SB explained the current situation in Germany with brief descriptions of the activities, primarily as part of the Verbmobil project, at the universities of Hamburg, Bielefeld, Koblenz, Berlin, Magdeburg and Heidelberg. He suggested that standardisation is required but was keen to stress the need for more flexibility than would be permitted by a single reference architecture. He said that the architecture(s) should depend on the task: i.e. what does the system do; how does it do it; and is it for research or application? He suggested the need for a variety of reference architectures, although presumably a single but flexible architecture which allowed for the variety of system types could also serve the purpose.
DS and CM explained the purpose of the RAGS project, explaining that it is based on application-oriented systems. They explained that the architecture developed would be:
EH then moved on to describe how the feeling within the speech community (and perhaps more importantly, in DARPA) is that the speech recognition problem has been solved and they now need to move onto dialog systems. To do this, they need to do NLG, but have found that there is no standardisation. DARPA wants standards, and EH's (persuasive) argument is that if the NLG community doesn't come up with the kind of thing DARPA wants then it will get someone else to do it. He outlined a four stage process to the development of standards: (1) I/O standards for realisation, text planning and sentence planning and data models; (2) Adapt existing systems; (3) Create benchmark tests; (4) Identify major bottlenecks.
RD had a somewhat different perspective on the matter, stressing the fact that the field in its broader sense has psycholinguistic and theoretical linguistic considerations as well as engineering ones. He also stressed that he was interested in ``reuse'' rather than ``standardisation''. The two things are clearly related -- it is impossible to have reuse without standardisation, but his point was that he preferred to emphasise the development of standards only as a means of introducing reusability of resources, not as a goal in itself.

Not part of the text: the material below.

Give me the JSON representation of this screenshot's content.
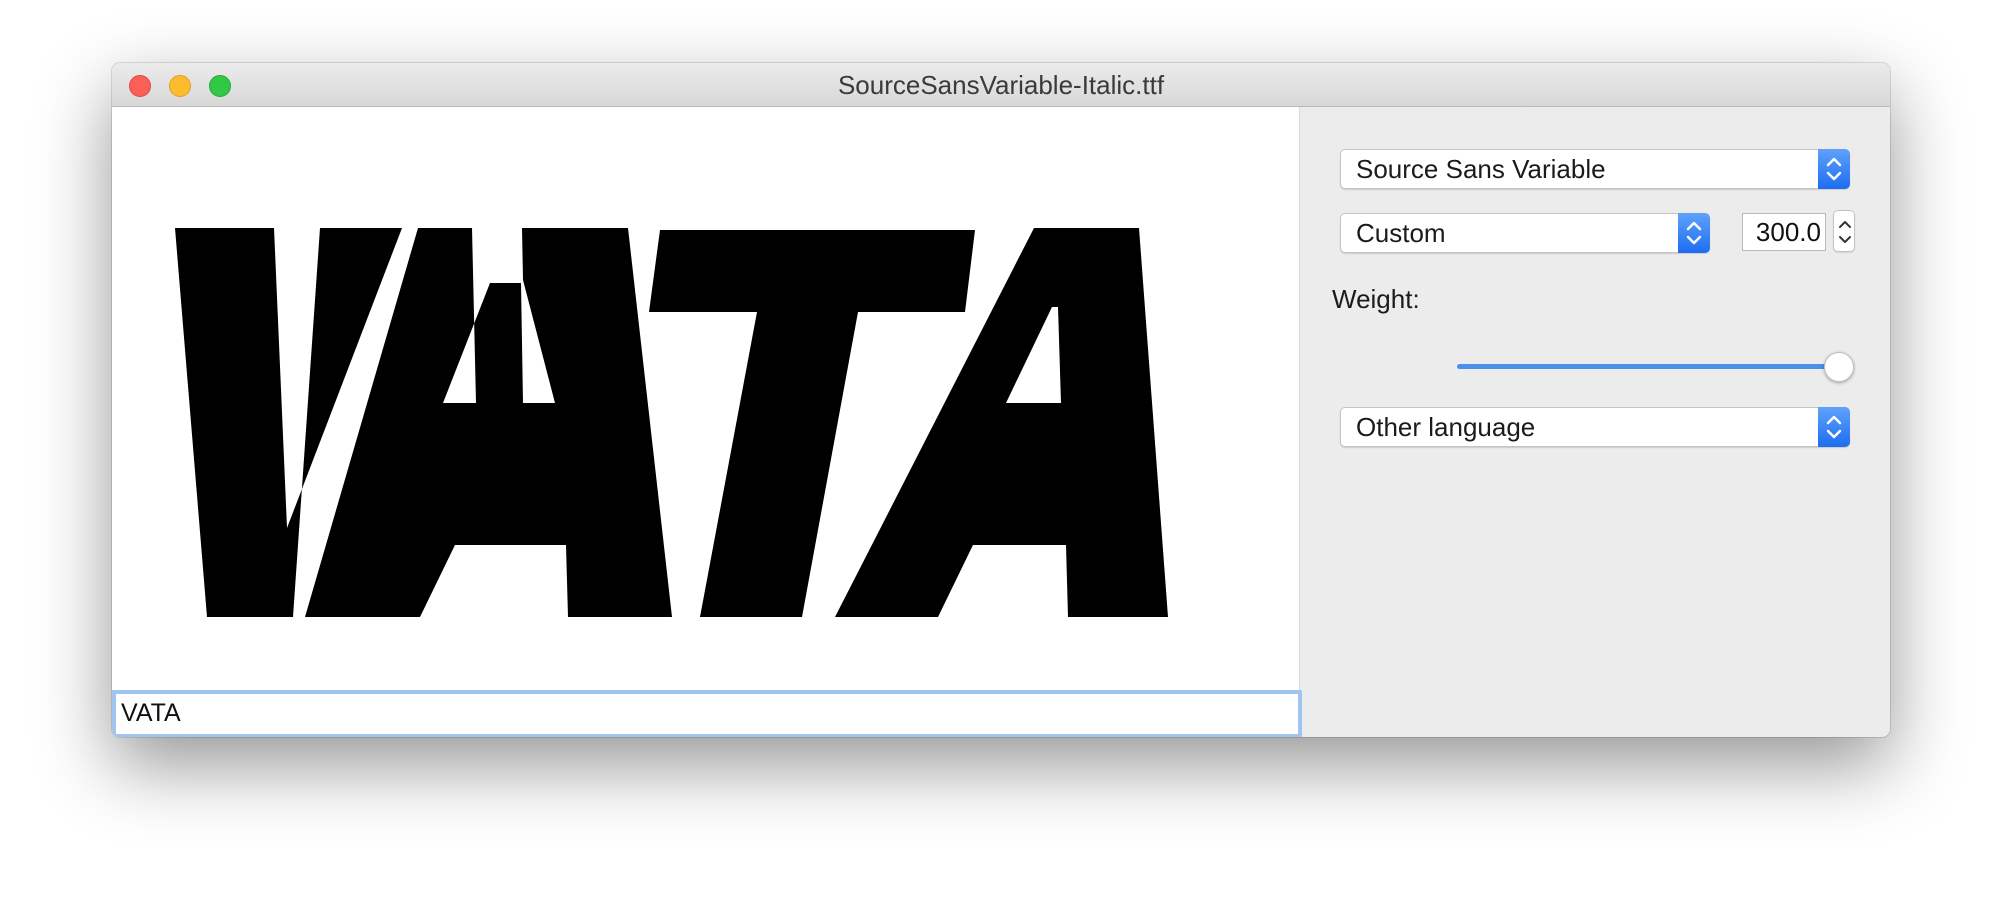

When the discussion was opened up, Owen Rambow asked what was meant by standardisation and what it was for. DS and CM replied stressing that in their (and the RAGS project's) view it was to facilitate the development of applications and that it was not intended to be prescriptive. RD again stressed the distinction between standards and reuse. David McDonald suggested that it might be possible to have a Penman/FUF type component higher up (i.e. at an earlier stage) although possibly only for certain narrowly defined components, e.g. pronoun choice.

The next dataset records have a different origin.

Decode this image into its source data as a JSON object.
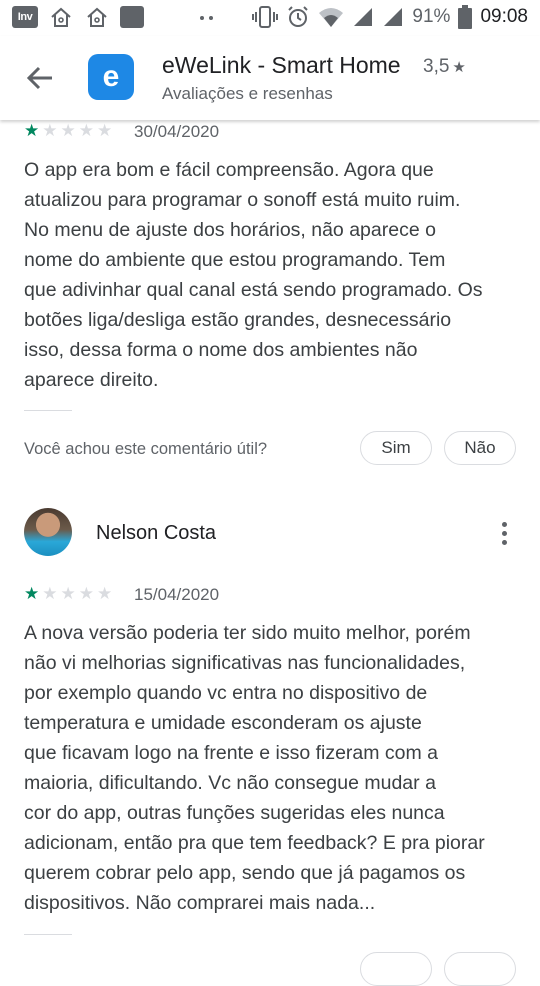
{
  "status_bar": {
    "inv_icon_label": "Inv",
    "battery_percent": "91%",
    "time": "09:08"
  },
  "header": {
    "app_title": "eWeLink - Smart Home",
    "app_rating": "3,5",
    "subtitle": "Avaliações e resenhas",
    "app_icon_letter": "e"
  },
  "reviews": [
    {
      "stars": 1,
      "date": "30/04/2020",
      "text": "O app era bom e fácil compreensão. Agora que\natualizou para programar o sonoff está muito ruim.\nNo menu de ajuste dos horários, não aparece o\nnome do ambiente que estou programando. Tem\nque adivinhar qual canal está sendo programado. Os\nbotões liga/desliga estão grandes, desnecessário\nisso, dessa forma o nome dos ambientes não\naparece direito.",
      "helpful_question": "Você achou este comentário útil?",
      "yes_label": "Sim",
      "no_label": "Não"
    },
    {
      "author": "Nelson Costa",
      "stars": 1,
      "date": "15/04/2020",
      "text": "A nova versão poderia ter sido muito melhor, porém\nnão vi melhorias significativas nas funcionalidades,\npor exemplo quando vc entra no dispositivo de\ntemperatura e umidade esconderam os ajuste\nque ficavam logo na frente e isso fizeram com a\nmaioria, dificultando. Vc não consegue mudar a\ncor do app, outras funções sugeridas eles nunca\nadicionam, então pra que tem feedback? E pra piorar\nquerem cobrar pelo app, sendo que já pagamos os\ndispositivos. Não comprarei mais nada..."
    }
  ],
  "colors": {
    "star_filled": "#01875f",
    "star_empty": "#dadce0",
    "app_icon_bg": "#1e88e5"
  }
}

Robert Rubinoff was concerned that RAGS would give a biased picture of the NLG field, concentrating as it does only on fully implemented applied systems. DS reassured him that it was simply a way of making the problem a more managable one. CM pointed out that no architecture could be expected to cover all of NLG.

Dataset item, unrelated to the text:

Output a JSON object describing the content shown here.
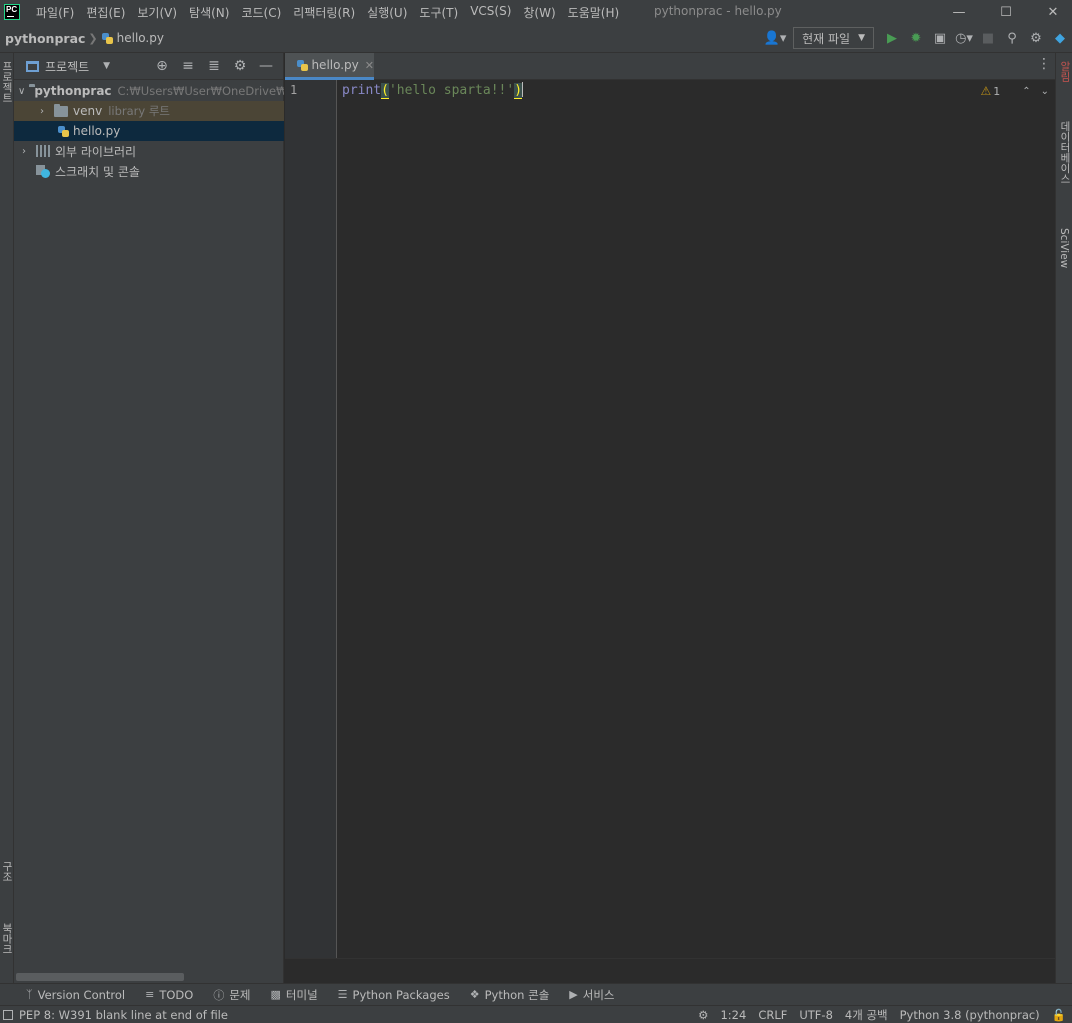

RD questioned whether there were indeed comparable architectures for NLU. Johanna Moore pointed out some less than auspicious examples of community think again. She mentioned the Penn Treebank, which ``no-one likes, but everyone uses, because it's there'' and SEMEVAL which caused such big fights some peole involved still don't talk to each other. Added to this, she pointed out that in NLU at least the input to the system is known in advance!
RD also suggested that ``theory-laden'' approaches dictate the architecture, so the possible aims of working within a standardised architecture and implementing a theory might be in conflict.
Christian Matthiesson suggested that we have had an architecture for two decades, i.e. Penman, with the stratification of ``meta-language'' and ``language''.
Mike Reape pointed out that NLG, unlike other areas of NLP, such as NLU, was not a coherent field, and as such was less amenable to a reference architecture than, say, NLU. Stephan agreed, but put a more positive face on it, stating that we need to bring our ideas together.
Finally, Jon Oberlander returned to the idea of a broader field encompassing psycholinguistics. As he pointed out, the most complete general-purpose NLG systems are ourselves. In order to improve on our system development, he suggested, we need to do more research on how humans perform the task.
The discussion session was disappointing from the RAGS perspective. It did, however, raise general issues of standardisation within NLG. It was clear from the discussion that there is not a clear consensus on whether it is even possible, let alone how it should be done. However, I think it is fair to say that the majority of people there were happy with the idea of a non-prescriptive, consensus-based architecture which would allow the reusability of resources, and the development of datasets as resources. There is the potential for a split within the community along applied/theoretical lines, with RD, Jon Oberlander and others being in favour of more psycholinguistic research and modelling, which lends itself much less easily to standardisation. Where the aim is the development of practical applied systems, however, the need for standardisation and reusable resources seems to be broadly welcomed. The potential for DARPA funding for such work in the US, together with the European move already underway (with RAGS in the UK, and Verbmobil in Germany) seems to make it inevitable that the development of such standards will be talked about much more in the coming months and years.